The initial charge state of each set of BESS in Figure 8e,f depicts the charge state change curves for FM units under Schemes 2 and 3, respectively. The SOC changes in each group of BESS in Scheme 2 are fairly extreme: the SOC fluctuation of BESS 4 is too small, and the SOC fluctuation of BESS 1 is too large, which makes it simple to shorten the lifespan of a large-capacity BESS in prolonged use and simple to waste a small-capacity BESS, according to the figure. Comparatively, it was discovered that Scheme 3 can successfully control the SOC variation in each group of BESS within a specific range.
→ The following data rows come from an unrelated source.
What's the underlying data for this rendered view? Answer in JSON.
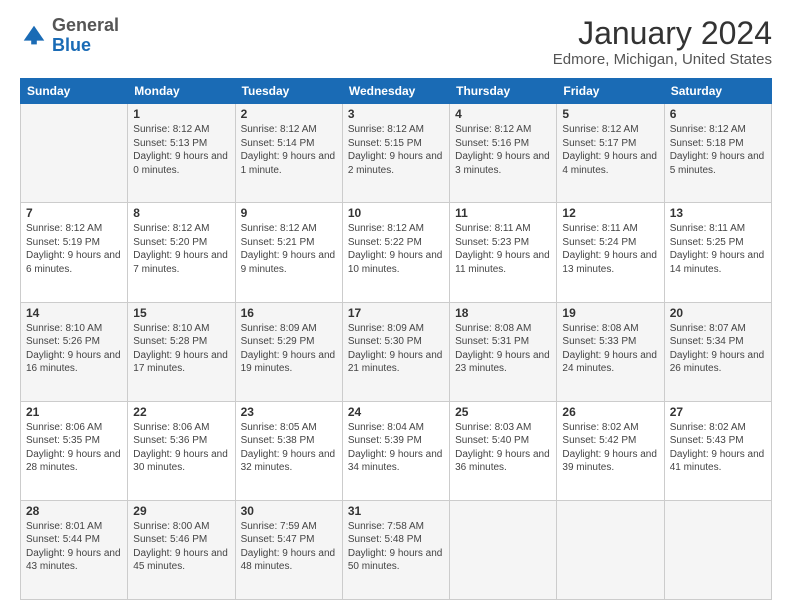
{
  "header": {
    "logo_general": "General",
    "logo_blue": "Blue",
    "title": "January 2024",
    "subtitle": "Edmore, Michigan, United States"
  },
  "days_of_week": [
    "Sunday",
    "Monday",
    "Tuesday",
    "Wednesday",
    "Thursday",
    "Friday",
    "Saturday"
  ],
  "weeks": [
    [
      {
        "day": "",
        "sunrise": "",
        "sunset": "",
        "daylight": ""
      },
      {
        "day": "1",
        "sunrise": "Sunrise: 8:12 AM",
        "sunset": "Sunset: 5:13 PM",
        "daylight": "Daylight: 9 hours and 0 minutes."
      },
      {
        "day": "2",
        "sunrise": "Sunrise: 8:12 AM",
        "sunset": "Sunset: 5:14 PM",
        "daylight": "Daylight: 9 hours and 1 minute."
      },
      {
        "day": "3",
        "sunrise": "Sunrise: 8:12 AM",
        "sunset": "Sunset: 5:15 PM",
        "daylight": "Daylight: 9 hours and 2 minutes."
      },
      {
        "day": "4",
        "sunrise": "Sunrise: 8:12 AM",
        "sunset": "Sunset: 5:16 PM",
        "daylight": "Daylight: 9 hours and 3 minutes."
      },
      {
        "day": "5",
        "sunrise": "Sunrise: 8:12 AM",
        "sunset": "Sunset: 5:17 PM",
        "daylight": "Daylight: 9 hours and 4 minutes."
      },
      {
        "day": "6",
        "sunrise": "Sunrise: 8:12 AM",
        "sunset": "Sunset: 5:18 PM",
        "daylight": "Daylight: 9 hours and 5 minutes."
      }
    ],
    [
      {
        "day": "7",
        "sunrise": "Sunrise: 8:12 AM",
        "sunset": "Sunset: 5:19 PM",
        "daylight": "Daylight: 9 hours and 6 minutes."
      },
      {
        "day": "8",
        "sunrise": "Sunrise: 8:12 AM",
        "sunset": "Sunset: 5:20 PM",
        "daylight": "Daylight: 9 hours and 7 minutes."
      },
      {
        "day": "9",
        "sunrise": "Sunrise: 8:12 AM",
        "sunset": "Sunset: 5:21 PM",
        "daylight": "Daylight: 9 hours and 9 minutes."
      },
      {
        "day": "10",
        "sunrise": "Sunrise: 8:12 AM",
        "sunset": "Sunset: 5:22 PM",
        "daylight": "Daylight: 9 hours and 10 minutes."
      },
      {
        "day": "11",
        "sunrise": "Sunrise: 8:11 AM",
        "sunset": "Sunset: 5:23 PM",
        "daylight": "Daylight: 9 hours and 11 minutes."
      },
      {
        "day": "12",
        "sunrise": "Sunrise: 8:11 AM",
        "sunset": "Sunset: 5:24 PM",
        "daylight": "Daylight: 9 hours and 13 minutes."
      },
      {
        "day": "13",
        "sunrise": "Sunrise: 8:11 AM",
        "sunset": "Sunset: 5:25 PM",
        "daylight": "Daylight: 9 hours and 14 minutes."
      }
    ],
    [
      {
        "day": "14",
        "sunrise": "Sunrise: 8:10 AM",
        "sunset": "Sunset: 5:26 PM",
        "daylight": "Daylight: 9 hours and 16 minutes."
      },
      {
        "day": "15",
        "sunrise": "Sunrise: 8:10 AM",
        "sunset": "Sunset: 5:28 PM",
        "daylight": "Daylight: 9 hours and 17 minutes."
      },
      {
        "day": "16",
        "sunrise": "Sunrise: 8:09 AM",
        "sunset": "Sunset: 5:29 PM",
        "daylight": "Daylight: 9 hours and 19 minutes."
      },
      {
        "day": "17",
        "sunrise": "Sunrise: 8:09 AM",
        "sunset": "Sunset: 5:30 PM",
        "daylight": "Daylight: 9 hours and 21 minutes."
      },
      {
        "day": "18",
        "sunrise": "Sunrise: 8:08 AM",
        "sunset": "Sunset: 5:31 PM",
        "daylight": "Daylight: 9 hours and 23 minutes."
      },
      {
        "day": "19",
        "sunrise": "Sunrise: 8:08 AM",
        "sunset": "Sunset: 5:33 PM",
        "daylight": "Daylight: 9 hours and 24 minutes."
      },
      {
        "day": "20",
        "sunrise": "Sunrise: 8:07 AM",
        "sunset": "Sunset: 5:34 PM",
        "daylight": "Daylight: 9 hours and 26 minutes."
      }
    ],
    [
      {
        "day": "21",
        "sunrise": "Sunrise: 8:06 AM",
        "sunset": "Sunset: 5:35 PM",
        "daylight": "Daylight: 9 hours and 28 minutes."
      },
      {
        "day": "22",
        "sunrise": "Sunrise: 8:06 AM",
        "sunset": "Sunset: 5:36 PM",
        "daylight": "Daylight: 9 hours and 30 minutes."
      },
      {
        "day": "23",
        "sunrise": "Sunrise: 8:05 AM",
        "sunset": "Sunset: 5:38 PM",
        "daylight": "Daylight: 9 hours and 32 minutes."
      },
      {
        "day": "24",
        "sunrise": "Sunrise: 8:04 AM",
        "sunset": "Sunset: 5:39 PM",
        "daylight": "Daylight: 9 hours and 34 minutes."
      },
      {
        "day": "25",
        "sunrise": "Sunrise: 8:03 AM",
        "sunset": "Sunset: 5:40 PM",
        "daylight": "Daylight: 9 hours and 36 minutes."
      },
      {
        "day": "26",
        "sunrise": "Sunrise: 8:02 AM",
        "sunset": "Sunset: 5:42 PM",
        "daylight": "Daylight: 9 hours and 39 minutes."
      },
      {
        "day": "27",
        "sunrise": "Sunrise: 8:02 AM",
        "sunset": "Sunset: 5:43 PM",
        "daylight": "Daylight: 9 hours and 41 minutes."
      }
    ],
    [
      {
        "day": "28",
        "sunrise": "Sunrise: 8:01 AM",
        "sunset": "Sunset: 5:44 PM",
        "daylight": "Daylight: 9 hours and 43 minutes."
      },
      {
        "day": "29",
        "sunrise": "Sunrise: 8:00 AM",
        "sunset": "Sunset: 5:46 PM",
        "daylight": "Daylight: 9 hours and 45 minutes."
      },
      {
        "day": "30",
        "sunrise": "Sunrise: 7:59 AM",
        "sunset": "Sunset: 5:47 PM",
        "daylight": "Daylight: 9 hours and 48 minutes."
      },
      {
        "day": "31",
        "sunrise": "Sunrise: 7:58 AM",
        "sunset": "Sunset: 5:48 PM",
        "daylight": "Daylight: 9 hours and 50 minutes."
      },
      {
        "day": "",
        "sunrise": "",
        "sunset": "",
        "daylight": ""
      },
      {
        "day": "",
        "sunrise": "",
        "sunset": "",
        "daylight": ""
      },
      {
        "day": "",
        "sunrise": "",
        "sunset": "",
        "daylight": ""
      }
    ]
  ]
}
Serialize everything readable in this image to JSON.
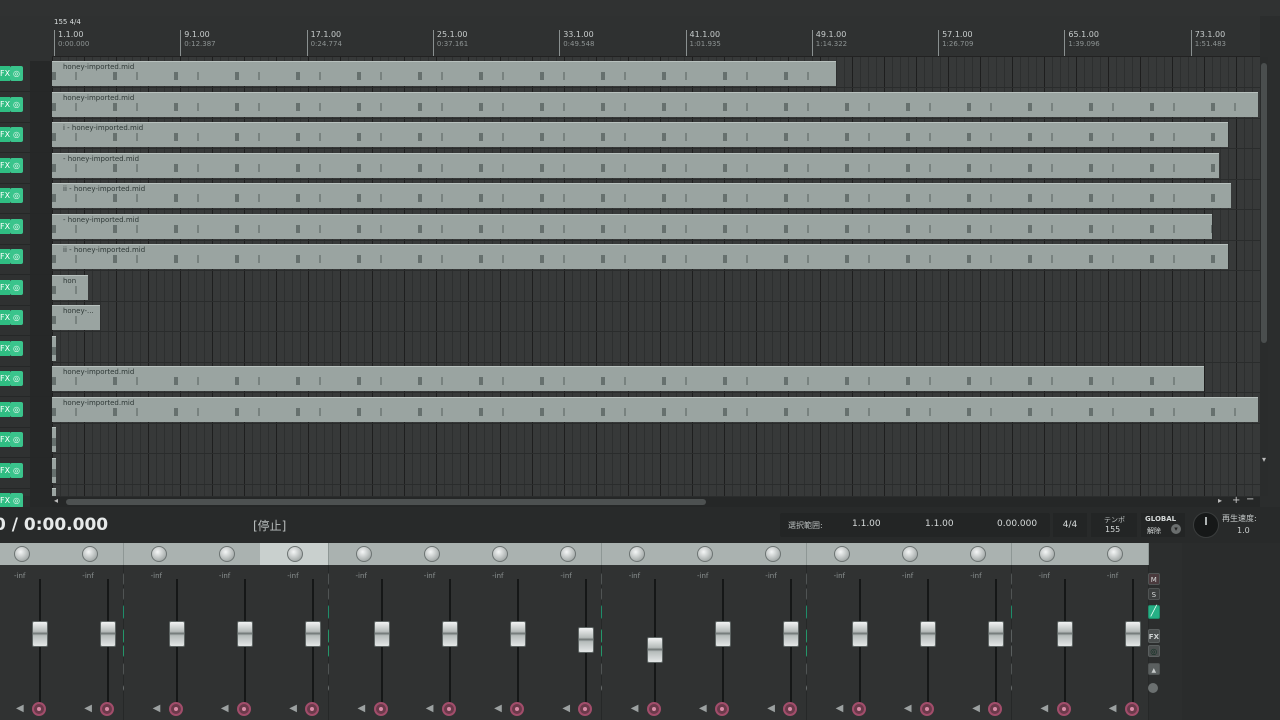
{
  "ruler": {
    "tempo_marker": "155 4/4",
    "marks": [
      {
        "bar": "1.1.00",
        "time": "0:00.000"
      },
      {
        "bar": "9.1.00",
        "time": "0:12.387"
      },
      {
        "bar": "17.1.00",
        "time": "0:24.774"
      },
      {
        "bar": "25.1.00",
        "time": "0:37.161"
      },
      {
        "bar": "33.1.00",
        "time": "0:49.548"
      },
      {
        "bar": "41.1.00",
        "time": "1:01.935"
      },
      {
        "bar": "49.1.00",
        "time": "1:14.322"
      },
      {
        "bar": "57.1.00",
        "time": "1:26.709"
      },
      {
        "bar": "65.1.00",
        "time": "1:39.096"
      },
      {
        "bar": "73.1.00",
        "time": "1:51.483"
      }
    ]
  },
  "tracks": [
    {
      "clip_label": "honey-imported.mid",
      "clip_end": 0.65
    },
    {
      "clip_label": "honey-imported.mid",
      "clip_end": 1.0
    },
    {
      "clip_label": "i - honey-imported.mid",
      "clip_end": 0.975
    },
    {
      "clip_label": "- honey-imported.mid",
      "clip_end": 0.968
    },
    {
      "clip_label": "ii - honey-imported.mid",
      "clip_end": 0.978
    },
    {
      "clip_label": "- honey-imported.mid",
      "clip_end": 0.962
    },
    {
      "clip_label": "ii - honey-imported.mid",
      "clip_end": 0.975
    },
    {
      "clip_label": "hon",
      "clip_end": 0.03
    },
    {
      "clip_label": "honey-...",
      "clip_end": 0.04
    },
    {
      "clip_label": "",
      "clip_end": 0.003
    },
    {
      "clip_label": "honey-imported.mid",
      "clip_end": 0.955
    },
    {
      "clip_label": "honey-imported.mid",
      "clip_end": 1.0
    },
    {
      "clip_label": "",
      "clip_end": 0.003
    },
    {
      "clip_label": "",
      "clip_end": 0.003
    },
    {
      "clip_label": "",
      "clip_end": 0.003
    }
  ],
  "track_controls": {
    "fx_label": "FX"
  },
  "transport": {
    "time": "0 / 0:00.000",
    "play_state": "[停止]",
    "selection_label": "選択範囲:",
    "sel_start": "1.1.00",
    "sel_end": "1.1.00",
    "sel_length": "0.00.000",
    "timesig": "4/4",
    "tempo_label": "テンポ",
    "tempo_value": "155",
    "global_label": "GLOBAL",
    "global_mode": "解除",
    "rate_label": "再生速度:",
    "rate_value": "1.0"
  },
  "scroll": {
    "left": "◂",
    "right": "▸",
    "zoom_in": "+",
    "zoom_out": "−",
    "down": "▾"
  },
  "mixer": {
    "inf_label": "-inf",
    "mute_label": "M",
    "solo_label": "S",
    "fx_label": "FX",
    "channels": [
      {
        "fader": 0.62,
        "fx_on": true,
        "selected": false
      },
      {
        "fader": 0.62,
        "fx_on": true,
        "selected": false
      },
      {
        "fader": 0.62,
        "fx_on": true,
        "selected": false
      },
      {
        "fader": 0.62,
        "fx_on": true,
        "selected": false
      },
      {
        "fader": 0.62,
        "fx_on": true,
        "selected": true
      },
      {
        "fader": 0.62,
        "fx_on": true,
        "selected": false
      },
      {
        "fader": 0.62,
        "fx_on": true,
        "selected": false
      },
      {
        "fader": 0.62,
        "fx_on": true,
        "selected": false
      },
      {
        "fader": 0.56,
        "fx_on": true,
        "selected": false
      },
      {
        "fader": 0.47,
        "fx_on": true,
        "selected": false
      },
      {
        "fader": 0.62,
        "fx_on": true,
        "selected": false
      },
      {
        "fader": 0.62,
        "fx_on": true,
        "selected": false
      },
      {
        "fader": 0.62,
        "fx_on": true,
        "selected": false
      },
      {
        "fader": 0.62,
        "fx_on": true,
        "selected": false
      },
      {
        "fader": 0.62,
        "fx_on": false,
        "selected": false
      },
      {
        "fader": 0.62,
        "fx_on": false,
        "selected": false
      },
      {
        "fader": 0.62,
        "fx_on": false,
        "selected": false
      }
    ]
  },
  "colors": {
    "clip": "#9aa4a1",
    "fx_green": "#2fbd82",
    "arm": "#a24d6b"
  }
}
5.4. Comparison of Results

The linear variable sag coefficient method (Scheme 2) is primarily based on references [14,15,18,19,31], where reference [26] employed an adaptive regulation strategy, reference [29] employed two-stage robust approximate dynamic programming, and reference [30] employed model predictive control.

The comparison results of the strategy (Scheme 3) in this paper with Scheme 2 and the methods used in references [28,29,30] are shown in

Table 6. Comparative table of results.

	Scheme 2	Scheme 3	Ref. [26]	Ref. [29]	Ref. [30]	Unit (p.u.)
Δfm	0.963 × 10−3	0.765 × 10−3	0.864 × 10−3	0.787 × 10−3	0.815 × 10−3	Hz
Δfrms	3.292 × 10−4	2.678 × 10−4	3.116 × 10−4	3.284 × 10−4	3.252 × 10−4	Hz
Vm	5.051 × 10−3	4.977 × 10−3	4.874 × 10−3	4.911 × 10−3	5.036 × 10−3	Hz-s−1
Vr	2.536 × 10−4	2.607 × 10−4	2.654 × 10−4	2.674 × 10−4	2.557 × 10−4	Hz-s−1
QSOC,ave	0.582	0.561	0.574	0.569	0.559	×100%
QSOC,rms	0.118	0.092	0.112	0.108	0.091	×100%

. After comprehensive comparison and analysis, the following findings were discovered: Scheme 2 lacks the ability of adaptive dynamic regulation; so, it is less effective than the other schemes in terms of Δf_m, Δf_rms, V_m, V_r, Q_SOC,ave, and Q_SOC,rms; references [28,29] can realize adaptive dynamic frequency regulation, but lack the consideration of the energy storage charge state, so they are less effective than Scheme 3 in terms of the charge state evaluation parameters Q_SOC,ave and Q_SOC,rms, meaning they are not as good as that of Scheme 3; and reference [30] can consider the battery charge state based on meeting the grid frequency regulation demand, but the strategy used needs continuous rolling optimization, and the response speed is slow, so the effect of the FM rate evaluation parameters V_m and V_r is not as good as that of Scheme 3. In summary, Scheme 3 takes into account the charge state constraint of the energy storage while realizing fast adaptive dynamic frequency regulation. Therefore, it has better performance in the integrated level of frequency modulation.

6. Conclusions

This paper proposes a two-layer control strategy for multiple battery storage systems to participate in grid frequency regulation while taking grid frequency regulation demand and battery frequency regulation capability into account. In comparison to the literature [14,15,18,19,31], the strategy in this paper realizes adaptive switching of two control modes in the adaptive regulation layer by designing a high-precision fuzzy controller, and the frequency drop rate can be reduced from 9.61 to 58.79%, as well as the frequency recovery rate being increased from 7.87 to 29.45%, resulting in a significant improvement in regulation capability and regulation accuracy. The adjustability and accuracy have greatly improved. To achieve the consistency of marginal cost of each group of batteries in the equalization control layer, the equalization control of the energy storage output is based on the criterion of equal consumption micro-increase rate, which has better results in frequency regulation economy and charge state maintenance.